Im Übrigen beeinflusst die Laufzeitverlängerung deutscher Kernkraftwerke die Strompreisentwicklung positiv. Denn es wird gerne verschwiegen: ein vorzeitiger Ausstieg aus der Kernenergie macht Energie teurer. Ohne eine Laufzeitverlängerung steigen die Strompreise stärker an. Das stellt auch das Ökoinstitut fest. Die Studie vom Juni 2009 erwartet kurzfristig einen preisdämpfenden Effekt von 5 bis 10 Euro je Megawattstunde.
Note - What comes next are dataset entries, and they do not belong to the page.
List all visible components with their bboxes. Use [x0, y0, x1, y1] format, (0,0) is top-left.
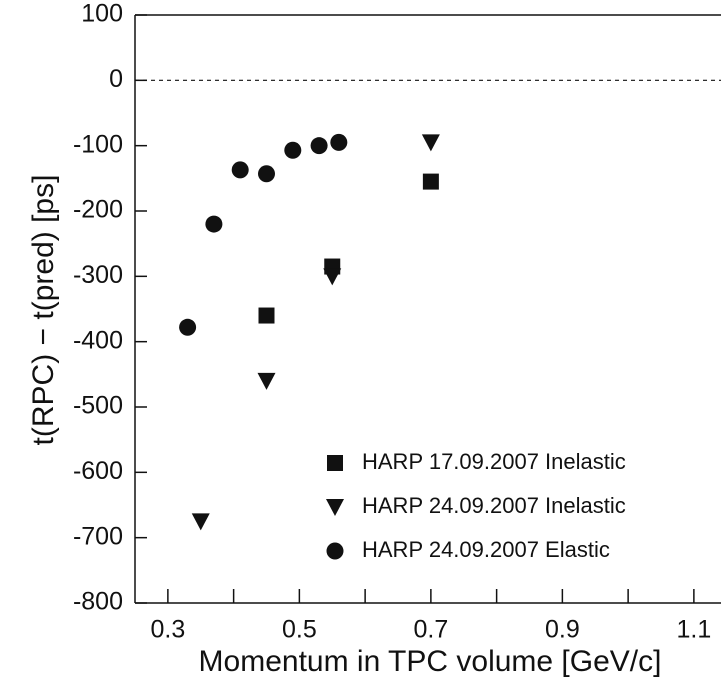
y-axis-title: t(RPC) − t(pred) [ps]: [27, 175, 60, 446]
marker-circle: [284, 141, 302, 159]
marker-circle: [330, 133, 348, 151]
y-tick-label: -700: [73, 522, 123, 550]
x-tick-label: 1.1: [676, 616, 711, 644]
y-tick-label: 100: [81, 0, 123, 28]
x-tick-label: 0.3: [150, 616, 185, 644]
legend-marker: [326, 542, 344, 560]
y-tick-label: -300: [73, 261, 123, 289]
legend-label: HARP 24.09.2007 Elastic: [362, 537, 610, 562]
marker-triangle: [257, 372, 276, 390]
legend-marker: [326, 499, 344, 516]
legend-marker: [327, 455, 343, 471]
marker-circle: [205, 215, 223, 233]
y-tick-label: -400: [73, 326, 123, 354]
marker-circle: [258, 165, 275, 183]
y-tick-label: -200: [73, 196, 123, 224]
marker-square: [422, 173, 439, 190]
x-tick-label: 0.9: [545, 616, 580, 644]
marker-triangle: [323, 268, 342, 286]
marker-triangle: [421, 134, 440, 152]
marker-square: [258, 307, 275, 324]
legend-label: HARP 17.09.2007 Inelastic: [362, 449, 626, 474]
x-tick-label: 0.5: [282, 616, 317, 644]
legend-label: HARP 24.09.2007 Inelastic: [362, 493, 626, 518]
y-tick-label: -800: [73, 588, 123, 616]
y-tick-label: 0: [109, 65, 123, 93]
y-tick-label: -100: [73, 130, 123, 158]
marker-triangle: [191, 513, 210, 531]
marker-circle: [231, 161, 249, 179]
marker-circle: [179, 318, 197, 336]
y-tick-label: -600: [73, 457, 123, 485]
x-tick-label: 0.7: [413, 616, 448, 644]
x-axis-title: Momentum in TPC volume [GeV/c]: [199, 645, 662, 678]
marker-circle: [310, 137, 328, 155]
y-tick-label: -500: [73, 392, 123, 420]
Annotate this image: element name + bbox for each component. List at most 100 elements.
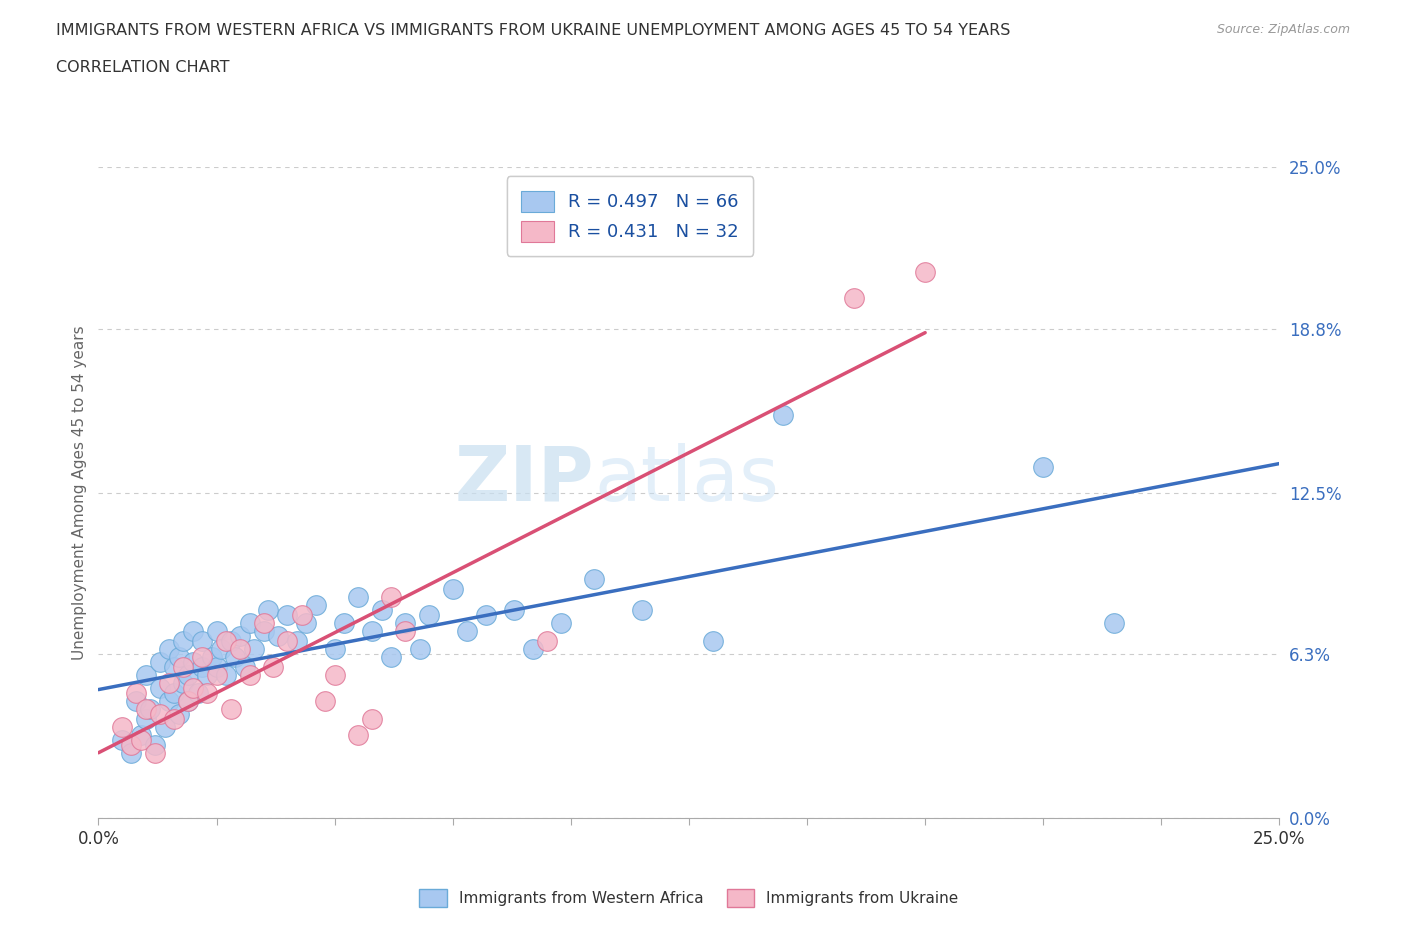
Point [172, 634, 194, 649]
Point [143, 738, 166, 753]
Point [139, 701, 162, 716]
Point [333, 616, 356, 631]
Point [125, 694, 148, 709]
Point [243, 642, 266, 657]
Point [914, 264, 936, 279]
Point [163, 712, 186, 727]
Point [229, 629, 252, 644]
Point [550, 616, 572, 631]
Point [239, 616, 262, 631]
Point [295, 616, 318, 631]
Legend: Immigrants from Western Africa, Immigrants from Ukraine: Immigrants from Western Africa, Immigran… [413, 884, 965, 913]
Point [441, 582, 464, 597]
Point [111, 733, 134, 748]
Y-axis label: Unemployment Among Ages 45 to 54 years: Unemployment Among Ages 45 to 54 years [72, 326, 87, 660]
Point [172, 675, 194, 690]
Point [522, 642, 544, 657]
Point [163, 660, 186, 675]
Point [172, 660, 194, 675]
Point [205, 668, 228, 683]
Point [239, 668, 262, 683]
Point [177, 668, 200, 683]
Point [630, 603, 652, 618]
Point [191, 634, 214, 649]
Point [121, 738, 143, 753]
Point [129, 727, 152, 742]
Point [361, 623, 384, 638]
Point [475, 608, 498, 623]
Point [121, 746, 143, 761]
Point [191, 649, 214, 664]
Point [536, 634, 558, 649]
Point [209, 642, 232, 657]
Point [276, 608, 298, 623]
Point [229, 642, 252, 657]
Point [285, 634, 308, 649]
Point [262, 660, 284, 675]
Point [157, 642, 180, 657]
Point [135, 668, 157, 683]
Point [314, 694, 336, 709]
Point [257, 603, 280, 618]
Point [305, 597, 328, 612]
Point [844, 290, 866, 305]
Point [181, 655, 204, 670]
Text: ZIP: ZIP [456, 443, 595, 517]
Point [181, 681, 204, 696]
Text: Source: ZipAtlas.com: Source: ZipAtlas.com [1216, 23, 1350, 36]
Point [135, 712, 157, 727]
Point [418, 608, 440, 623]
Point [290, 608, 312, 623]
Point [205, 660, 228, 675]
Point [347, 727, 370, 742]
Point [157, 694, 180, 709]
Point [215, 668, 238, 683]
Point [163, 686, 186, 701]
Text: CORRELATION CHART: CORRELATION CHART [56, 60, 229, 75]
Point [187, 686, 209, 701]
Point [583, 571, 606, 586]
Point [233, 660, 256, 675]
Point [267, 629, 290, 644]
Point [157, 675, 180, 690]
Point [125, 686, 148, 701]
Point [702, 634, 724, 649]
Point [149, 655, 172, 670]
Point [215, 634, 238, 649]
Point [167, 649, 190, 664]
Point [772, 407, 794, 422]
Point [224, 649, 246, 664]
Point [323, 668, 346, 683]
Text: atlas: atlas [595, 443, 779, 517]
Point [167, 707, 190, 722]
Point [394, 623, 416, 638]
Point [1032, 459, 1054, 474]
Point [219, 701, 242, 716]
Point [177, 694, 200, 709]
Point [219, 634, 242, 649]
Point [253, 616, 276, 631]
Point [408, 642, 430, 657]
Point [177, 694, 200, 709]
Point [149, 707, 172, 722]
Point [1102, 616, 1125, 631]
Point [153, 720, 176, 735]
Point [181, 623, 204, 638]
Point [276, 634, 298, 649]
Point [371, 603, 394, 618]
Point [195, 668, 218, 683]
Point [253, 623, 276, 638]
Point [503, 603, 526, 618]
Point [394, 616, 416, 631]
Point [135, 701, 157, 716]
Point [347, 590, 370, 604]
Point [195, 686, 218, 701]
Legend: R = 0.497   N = 66, R = 0.431   N = 32: R = 0.497 N = 66, R = 0.431 N = 32 [506, 177, 754, 256]
Point [201, 649, 224, 664]
Point [129, 733, 152, 748]
Point [149, 681, 172, 696]
Point [380, 649, 402, 664]
Point [380, 590, 402, 604]
Point [361, 712, 384, 727]
Text: IMMIGRANTS FROM WESTERN AFRICA VS IMMIGRANTS FROM UKRAINE UNEMPLOYMENT AMONG AGE: IMMIGRANTS FROM WESTERN AFRICA VS IMMIGR… [56, 23, 1011, 38]
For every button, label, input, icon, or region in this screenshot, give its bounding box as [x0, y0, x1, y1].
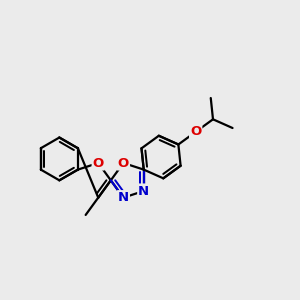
- Text: O: O: [190, 125, 201, 138]
- Text: N: N: [118, 191, 129, 204]
- Text: O: O: [118, 157, 129, 169]
- Text: O: O: [93, 157, 104, 169]
- Text: N: N: [138, 184, 149, 197]
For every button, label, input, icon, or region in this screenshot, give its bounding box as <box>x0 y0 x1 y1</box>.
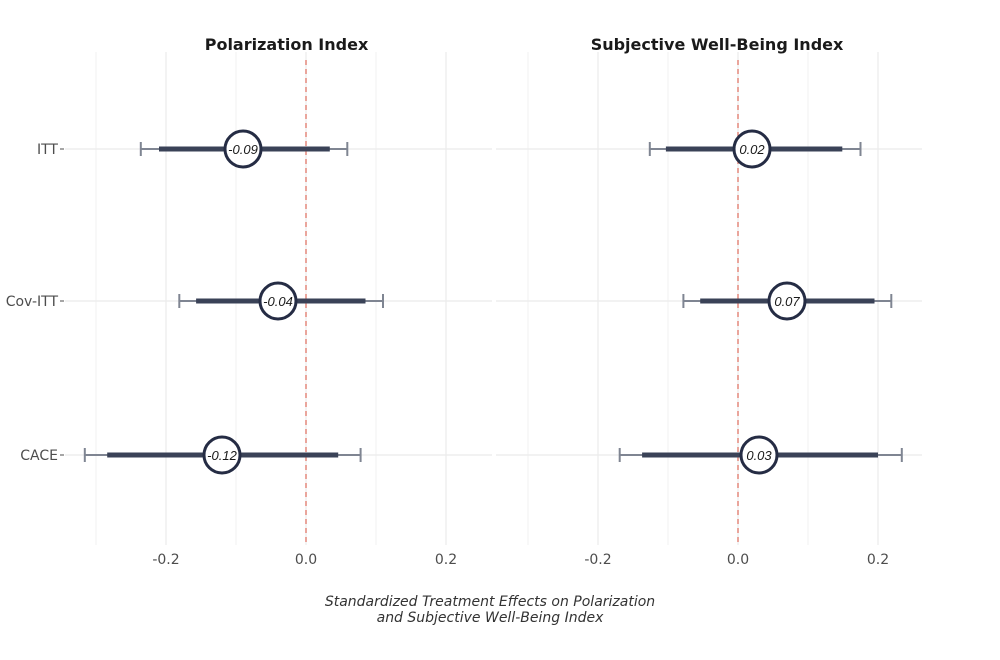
point-estimate-label: 0.03 <box>746 448 772 463</box>
y-category-label: CACE <box>20 448 58 464</box>
x-axis-title-line-2: and Subjective Well-Being Index <box>376 610 604 626</box>
point-estimate <box>258 281 298 321</box>
panel-1: Polarization Index -0.2 0.0 0.2 ITT Cov-ITT CA… <box>6 35 492 568</box>
point-estimate-label: 0.07 <box>774 294 800 309</box>
panel-title: Polarization Index <box>205 35 369 54</box>
panel-2: Subjective Well-Being Index -0.2 0.0 0.2 0.0… <box>496 35 922 568</box>
x-tick-label: -0.2 <box>152 552 179 568</box>
x-tick-label: 0.0 <box>295 552 317 568</box>
point-estimate <box>767 281 807 321</box>
x-axis-title-line-1: Standardized Treatment Effects on Polari… <box>324 594 656 610</box>
point-estimate <box>202 435 242 475</box>
x-tick-label: 0.2 <box>867 552 889 568</box>
panel-title: Subjective Well-Being Index <box>591 35 844 54</box>
y-category-label: Cov-ITT <box>6 294 59 310</box>
point-estimate-label: 0.02 <box>739 142 765 157</box>
x-tick-label: 0.2 <box>435 552 457 568</box>
point-estimate-label: -0.09 <box>228 142 258 157</box>
x-tick-label: -0.2 <box>584 552 611 568</box>
x-axis-title: Standardized Treatment Effects on Polari… <box>0 594 980 626</box>
point-estimate <box>739 435 779 475</box>
point-estimate-label: -0.12 <box>207 448 237 463</box>
y-category-label: ITT <box>37 142 58 158</box>
point-estimate-label: -0.04 <box>263 294 293 309</box>
x-tick-label: 0.0 <box>727 552 749 568</box>
point-estimate <box>223 129 263 169</box>
point-estimate <box>732 129 772 169</box>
Eine Studie, die von den 8KU-Unternehmen in Auftrag gegeben wurde, kommt sogar zu dem Ergebnis, dass eine Laufzeitverlängerung eine preisdämpfende Wirkung von bis zu 7,70 Euro hat. Eine vom BDI in Auftrag gegebene Studie geht von einer preissenkenden Wirkung einer Laufzeitverlängerung auf 40 Jahre zwischen 5 und 12 Euro je MWh aus. Bei einer Verlängerung der Laufzeiten auf 60 Jahre würde sich dieser Effekt auf bis zu 22 Euro erhöhen. Ohne eine Verlängerung der Laufzeiten wird sich der aus Gas gewonnene Anteil am Strom von heute rund 14 Prozent bis zum Jahr 2020 auf 20 bis 23 Prozent fast verdoppeln. Im Ergebnis belastet die stärkere Nutzung von teurem Gas zur Stromerzeugung die Verbraucher mit mehreren Milliarden Euro zusätzlich. Zudem würde Deutschland bei der Energieversorgung immer abhängiger vom Ausland werden.

Ich hoffe, dass ich Ihre Fragen beantworten konnte.